I am trying to use Scrapy to login to a website in the init then after confirming login I want to initialize and start the standard crawl through start_urls. Im not sure what is going wrong but i get clear to the login and every thing confirms but parse_item never starts. Any help would be well appreciated.
I can get it up to "================Successfully logged in================="
but
I can not get to "==========================PARSE ITEM=========================="
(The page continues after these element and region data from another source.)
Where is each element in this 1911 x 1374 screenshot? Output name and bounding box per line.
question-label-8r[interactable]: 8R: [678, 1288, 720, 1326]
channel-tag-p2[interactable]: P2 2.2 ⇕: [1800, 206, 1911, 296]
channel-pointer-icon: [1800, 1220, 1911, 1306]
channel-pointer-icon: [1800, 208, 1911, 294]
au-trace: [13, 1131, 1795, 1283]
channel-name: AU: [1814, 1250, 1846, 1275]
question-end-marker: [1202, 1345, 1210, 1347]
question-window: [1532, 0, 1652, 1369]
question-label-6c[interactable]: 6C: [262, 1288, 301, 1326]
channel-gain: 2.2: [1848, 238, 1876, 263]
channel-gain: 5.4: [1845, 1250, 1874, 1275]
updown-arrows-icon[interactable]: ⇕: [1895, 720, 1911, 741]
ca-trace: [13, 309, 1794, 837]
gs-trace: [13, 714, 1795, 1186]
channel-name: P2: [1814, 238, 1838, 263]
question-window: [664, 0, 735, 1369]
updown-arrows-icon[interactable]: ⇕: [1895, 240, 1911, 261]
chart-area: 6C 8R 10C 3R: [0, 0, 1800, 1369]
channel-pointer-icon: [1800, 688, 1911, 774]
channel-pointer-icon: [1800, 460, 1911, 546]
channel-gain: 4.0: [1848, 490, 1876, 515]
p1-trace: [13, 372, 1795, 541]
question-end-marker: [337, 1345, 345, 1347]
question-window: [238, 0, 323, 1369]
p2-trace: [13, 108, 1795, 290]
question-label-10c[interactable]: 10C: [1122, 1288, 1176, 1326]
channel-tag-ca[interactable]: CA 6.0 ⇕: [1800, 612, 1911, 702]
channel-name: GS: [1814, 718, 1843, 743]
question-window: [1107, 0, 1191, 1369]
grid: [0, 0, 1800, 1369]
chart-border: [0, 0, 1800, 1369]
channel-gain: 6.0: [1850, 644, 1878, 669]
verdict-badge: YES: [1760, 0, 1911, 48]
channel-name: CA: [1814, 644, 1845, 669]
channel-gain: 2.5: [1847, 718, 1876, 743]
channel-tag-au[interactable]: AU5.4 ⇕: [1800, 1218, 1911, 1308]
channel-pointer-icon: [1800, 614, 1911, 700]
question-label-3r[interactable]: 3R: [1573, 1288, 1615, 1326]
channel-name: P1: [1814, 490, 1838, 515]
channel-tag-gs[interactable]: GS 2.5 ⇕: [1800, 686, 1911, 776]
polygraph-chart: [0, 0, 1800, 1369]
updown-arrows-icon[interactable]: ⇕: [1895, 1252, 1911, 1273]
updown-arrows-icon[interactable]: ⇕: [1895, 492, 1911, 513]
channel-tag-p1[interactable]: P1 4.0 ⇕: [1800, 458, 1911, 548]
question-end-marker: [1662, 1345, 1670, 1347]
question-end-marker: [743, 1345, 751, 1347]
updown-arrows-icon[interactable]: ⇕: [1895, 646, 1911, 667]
from scrapy.contrib.spiders.init import InitSpider
from scrapy.http import Request, FormRequest
from scrapy.contrib.linkextractors.sgml import SgmlLinkExtractor
from scrapy.contrib.spiders import Rule
from selenium import webdriver
class ProductDetailsSpider(InitSpider):
name = 'product_details_spider'
allowed_domains = ['my_domain.com']
login_page = 'http://www.my_domain.com/'
start_urls = ['http://www.my_domain.com/nextpage1/',
'http://www.my_domain.com/nextpage2/',
'http://www.my_domain.com/nextpage3/']
rules = (
Rule(SgmlLinkExtractor(allow=()),
callback='parse_item',
follow=True),
)
def get_cookies(self):
driver = webdriver.Firefox()
driver.implicitly_wait(30)
base_url = "http://www.my_domain.com"
driver.get(base_url + "/")
driver.find_element_by_name("USR").clear()
driver.find_element_by_name("USR").send_keys("my_user")
driver.find_element_by_name("PASSWRD").clear()
driver.find_element_by_name("PASSWRD").send_keys("my_pass")
driver.find_element_by_name("submit").click()
cookies = driver.get_cookies()
driver.close()
cookie_dic = {}
for c in cookies:
cookie_dic[c['name']] = c['value']
return cookie_dic
def init_request(self):
print '=======================INIT======================='
"""This function is called before crawling starts."""
return Request(url=self.login_page, callback=self.login)
def login(self, response):
print '=======================LOGIN======================='
"""Generate a login request."""
return [FormRequest.from_response(response,formname='login_form',
formdata={'USR': 'my_user', 'PASSWRD': 'my_pass'},
callback=self.login_cookies)]
def login_cookies(self, response):
print '=======================COOKIES======================='
return Request(url='http://www.my_domain.com/home',
cookies=self.get_cookies(),
callback=self.check_login_response)
def check_login_response(self, response):
print '=======================CHECK LOGIN======================='
"""Check the response returned by a login request to see if we are
successfully logged in.
"""
if "Logoff" in response.body:
print "=========Successfully logged in.========="
self.initialized()
# Now the crawling can begin..
else:
print "==============Bad times :(==============="
# Something went wrong, we couldn't log in, so nothing happens.
def parse_item(self, response):
print "==============PARSE ITEM=========================="
# Scrape data from page